Selasa, 05 November 2013

Twitter IPO not worth all the hype: CNBC


Analysts and investors alike have zeroed in on Twitter's user growth and engagement, key metrics for a not-yet-profitable company whose entire pitch is based on potential future earnings.


Regulatory filings show the number of monthly active users on the site is still growing-up 39 percent in the third quarter from the prior year-albeit at a slower rate. And advertising on Twitter-which represents 89 percent of the company's revenue as of September-still relies upon users interacting with promoted content.


But more than half of Twitter users, the poll shows, don't engage on Twitter, they just read, or 'lurk.'


'We view Twitter's advertising solutions as somewhat unproven,' wrote Scott Kessler, an analyst at S&P Capital, in a recent research report, where he also cautioned the company could harm the user experience by flooding its site with promotions.


Potential investors appear still skeptical on the sustainability of the broader social media industry, where many companies with scant earnings continue to fetch strikingly high valuations.
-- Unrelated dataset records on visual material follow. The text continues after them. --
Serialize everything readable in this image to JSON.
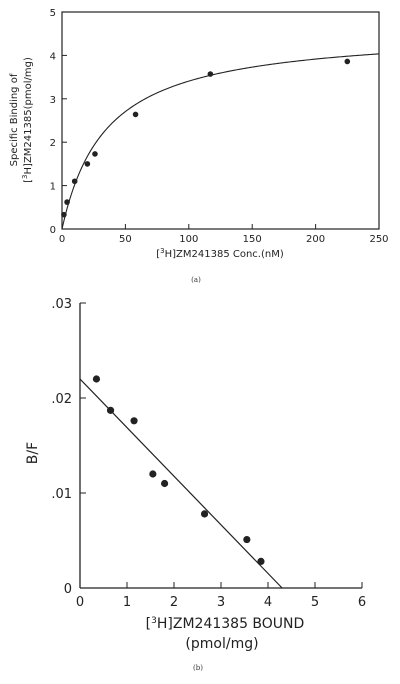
{
  "chart_data": [
    {
      "type": "scatter",
      "caption": "(a)",
      "xlabel": {
        "pre": "[",
        "sup": "3",
        "post": "H]ZM241385 Conc.(nM)"
      },
      "ylabel_line1": "Specific Binding of",
      "ylabel_line2": {
        "pre": "[",
        "sup": "3",
        "post": "H]ZM241385(pmol/mg)"
      },
      "xlim": [
        0,
        250
      ],
      "ylim": [
        0,
        5
      ],
      "xticks": [
        0,
        50,
        100,
        150,
        200,
        250
      ],
      "yticks": [
        0,
        1,
        2,
        3,
        4,
        5
      ],
      "xtick_labels": [
        "0",
        "50",
        "100",
        "150",
        "200",
        "250"
      ],
      "ytick_labels": [
        "0",
        "1",
        "2",
        "3",
        "4",
        "5"
      ],
      "points": {
        "x": [
          1.5,
          4,
          10,
          20,
          26,
          58,
          117,
          225
        ],
        "y": [
          0.33,
          0.62,
          1.1,
          1.5,
          1.73,
          2.64,
          3.57,
          3.86
        ]
      },
      "fit": {
        "model": "saturation",
        "Bmax": 4.6,
        "Kd": 35
      },
      "grid": false
    },
    {
      "type": "scatter",
      "caption": "(b)",
      "xlabel": {
        "pre": "[",
        "sup": "3",
        "post": "H]ZM241385 BOUND"
      },
      "xlabel_units": "(pmol/mg)",
      "ylabel": "B/F",
      "xlim": [
        0,
        6
      ],
      "ylim": [
        0,
        0.03
      ],
      "xticks": [
        0,
        1,
        2,
        3,
        4,
        5,
        6
      ],
      "yticks": [
        0,
        0.01,
        0.02,
        0.03
      ],
      "xtick_labels": [
        "0",
        "1",
        "2",
        "3",
        "4",
        "5",
        "6"
      ],
      "ytick_labels": [
        "0",
        ".01",
        ".02",
        ".03"
      ],
      "points": {
        "x": [
          0.35,
          0.65,
          1.15,
          1.55,
          1.8,
          2.65,
          3.55,
          3.85
        ],
        "y": [
          0.022,
          0.0187,
          0.0176,
          0.012,
          0.011,
          0.0078,
          0.0051,
          0.0028
        ]
      },
      "fit": {
        "model": "linear",
        "x": [
          0,
          4.3
        ],
        "y": [
          0.022,
          0
        ]
      },
      "grid": false
    }
  ]
}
Twitter on Monday raised the range in which it would price its offering to $23 to $25 a share, up from a previously disclosed range of $17 to $20 a share. At the high end of the new range, Twitter would raise as much as $1.75 billion and be valued as high as $13.6 billion.


Only 35 percent of the poll's respondents said that it is 'extremely likely' that Twitter will be successful in the next five years. The sentiment is similar for other relatively early-stage social media platforms like Pinterest and Instagram, with less than half of Americans seeing success for those companies by 2018.


Still, an October fundraising round reported by AllThingsD valued Pinterest at $3.8 billion, and Instagram inked a $1 billion deal to sell itself to Facebook in 2012. Forthcoming fundraising for Snapchat, a popular service that allows users to send messages that self-destruct, reportedly values the company at up to $4 billion. None of the companies mentioned has been profitable.


Beyond being skeptical of its viability as a public company, respondents also don't view Twitter itself as favorably as its competitors.


( Read more: Twitter's sexy IPO is a trap: Trader)


The survey shows just 19 percent of respondents with a favorable impression, compared to 47 percent with a favorable impression of Facebook. (And more investors had faith in Facebook as a public company, too: 54 percent of active investors say it will be successful in five years. And 54 percent of respondents at its 2012 IPO said it would be a good investment. The stock is up more than 30 percent since then.)